In Abhängigkeit von der Wertigkeit des Verbs (Valenz) kann dieses weitere Ergänzungen (Objekte oder valenznotwendige Adverbiale) fordern oder aber freie Angaben (nicht valenznotwendige Satzglieder). Ergänzungen: Der Mann (Subjekt) [gibt [der Frau (Ergänzung 1, Dativ-Objekt)] [einen Strauß Rosen (Ergänzung 2, Akkusativ-Objekt)]]. Angaben: Die Frau (Subjekt) [singt [im Nachtclub (Angabe)]].
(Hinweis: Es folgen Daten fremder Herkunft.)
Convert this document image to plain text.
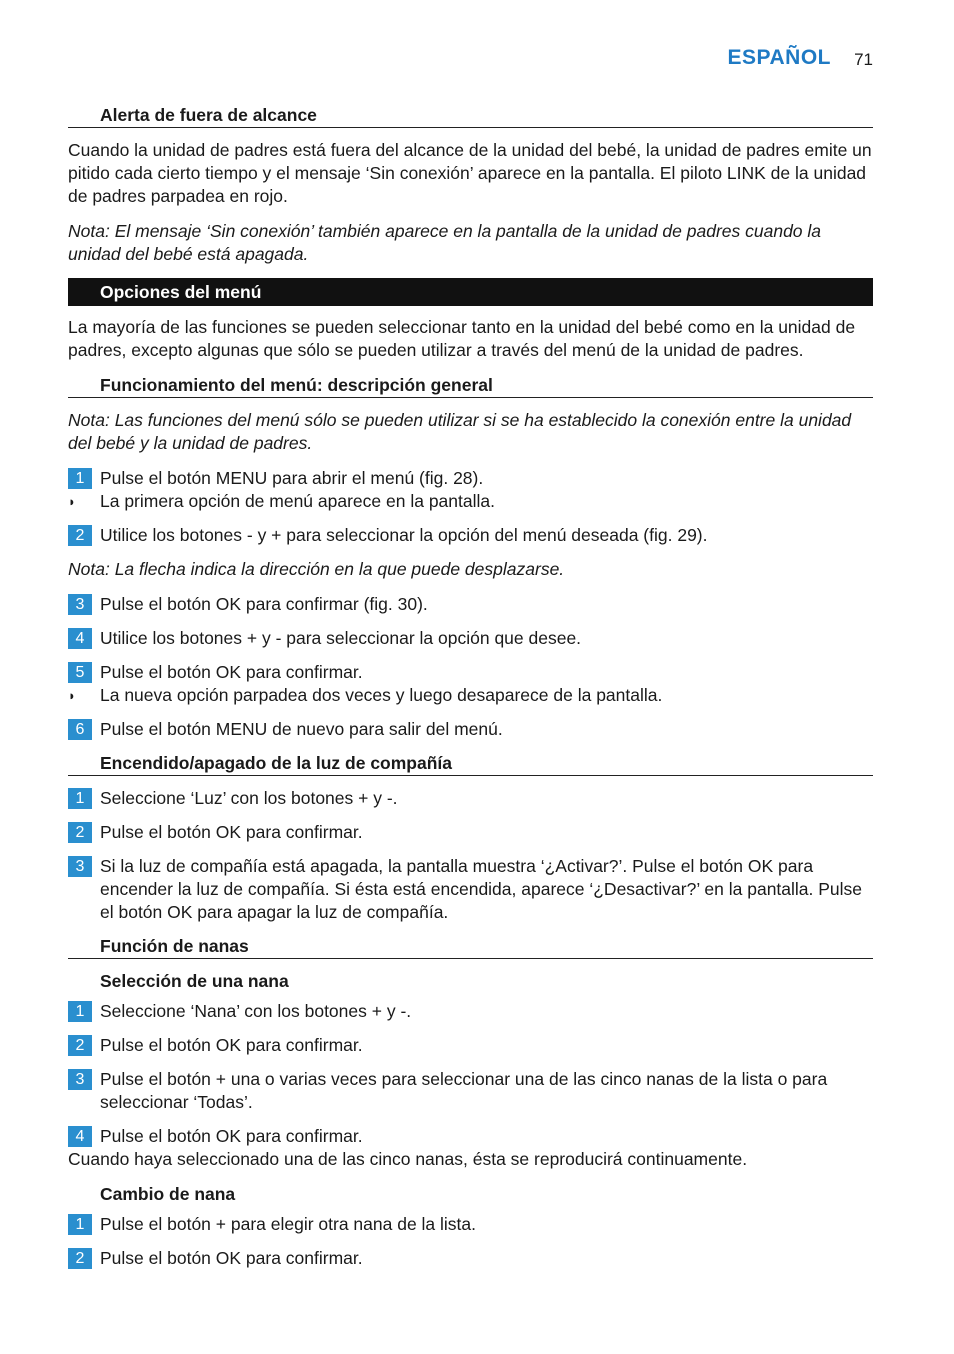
ESPAÑOL 71
Alerta de fuera de alcance

Cuando la unidad de padres está fuera del alcance de la unidad del bebé, la unidad de padres emite un pitido cada cierto tiempo y el mensaje ‘Sin conexión’ aparece en la pantalla. El piloto LINK de la unidad de padres parpadea en rojo.

Nota: El mensaje ‘Sin conexión’ también aparece en la pantalla de la unidad de padres cuando la unidad del bebé está apagada.

Opciones del menú

La mayoría de las funciones se pueden seleccionar tanto en la unidad del bebé como en la unidad de padres, excepto algunas que sólo se pueden utilizar a través del menú de la unidad de padres.

Funcionamiento del menú: descripción general

Nota: Las funciones del menú sólo se pueden utilizar si se ha establecido la conexión entre la unidad del bebé y la unidad de padres.

1 Pulse el botón MENU para abrir el menú (fig. 28).
◗ La primera opción de menú aparece en la pantalla.
2 Utilice los botones - y + para seleccionar la opción del menú deseada (fig. 29).

Nota: La flecha indica la dirección en la que puede desplazarse.

3 Pulse el botón OK para confirmar (fig. 30).
4 Utilice los botones + y - para seleccionar la opción que desee.
5 Pulse el botón OK para confirmar.
◗ La nueva opción parpadea dos veces y luego desaparece de la pantalla.
6 Pulse el botón MENU de nuevo para salir del menú.
Encendido/apagado de la luz de compañía
1 Seleccione ‘Luz’ con los botones + y -.
2 Pulse el botón OK para confirmar.
3 Si la luz de compañía está apagada, la pantalla muestra ‘¿Activar?’. Pulse el botón OK para encender la luz de compañía. Si ésta está encendida, aparece ‘¿Desactivar?’ en la pantalla. Pulse el botón OK para apagar la luz de compañía.
Función de nanas
Selección de una nana
1 Seleccione ‘Nana’ con los botones + y -.
2 Pulse el botón OK para confirmar.
3 Pulse el botón + una o varias veces para seleccionar una de las cinco nanas de la lista o para seleccionar ‘Todas’.
4 Pulse el botón OK para confirmar.

Cuando haya seleccionado una de las cinco nanas, ésta se reproducirá continuamente.

Cambio de nana
1 Pulse el botón + para elegir otra nana de la lista.
2 Pulse el botón OK para confirmar.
Nach dem Satzmodus lassen sich die folgenden Satzarten unterscheiden: Aussagesatz, Wunsch- oder Aufforderungssatz und Fragesatz; diese unterscheiden sich formal durch die Stellung des finiten Verbs (Erst-, Zweit- und Finalstellung). Daneben gibt es so genannte Ein-Wort-Sätze (z. B. Aua! Hilfe!).
Ein komplexer Satz besteht aus der Kombination mehrerer Sätze oder eines Satzes mit mehreren Teilsätzen. Ist die Identifikation eines Satzes in der gesprochenen Sprache nahezu unmöglich, dient hierzu in der geschriebenen Sprache das jedoch fragwürdige Kriterium der Interpunktion.
Vernachlässigt man das Fehlen einer universellen Definition, so sollte man den Satz als eine Kombination von Proposition, Modalität und Illokution verstehen. Unter Proposition versteht man den Bedeutungsgehalt einer Aussage (falsch/wahr). Modalität bezeichnet die Stellungnahme des Sprechers zum Sachverhalt einer Äußerung (z. B. Wunsch, Befehl) und Illokution bezeichnet die verschiedenen Aspekte bei der Ausführung eines Sprechakts (siehe Sprechakttheorie) in einem situativen Kontext.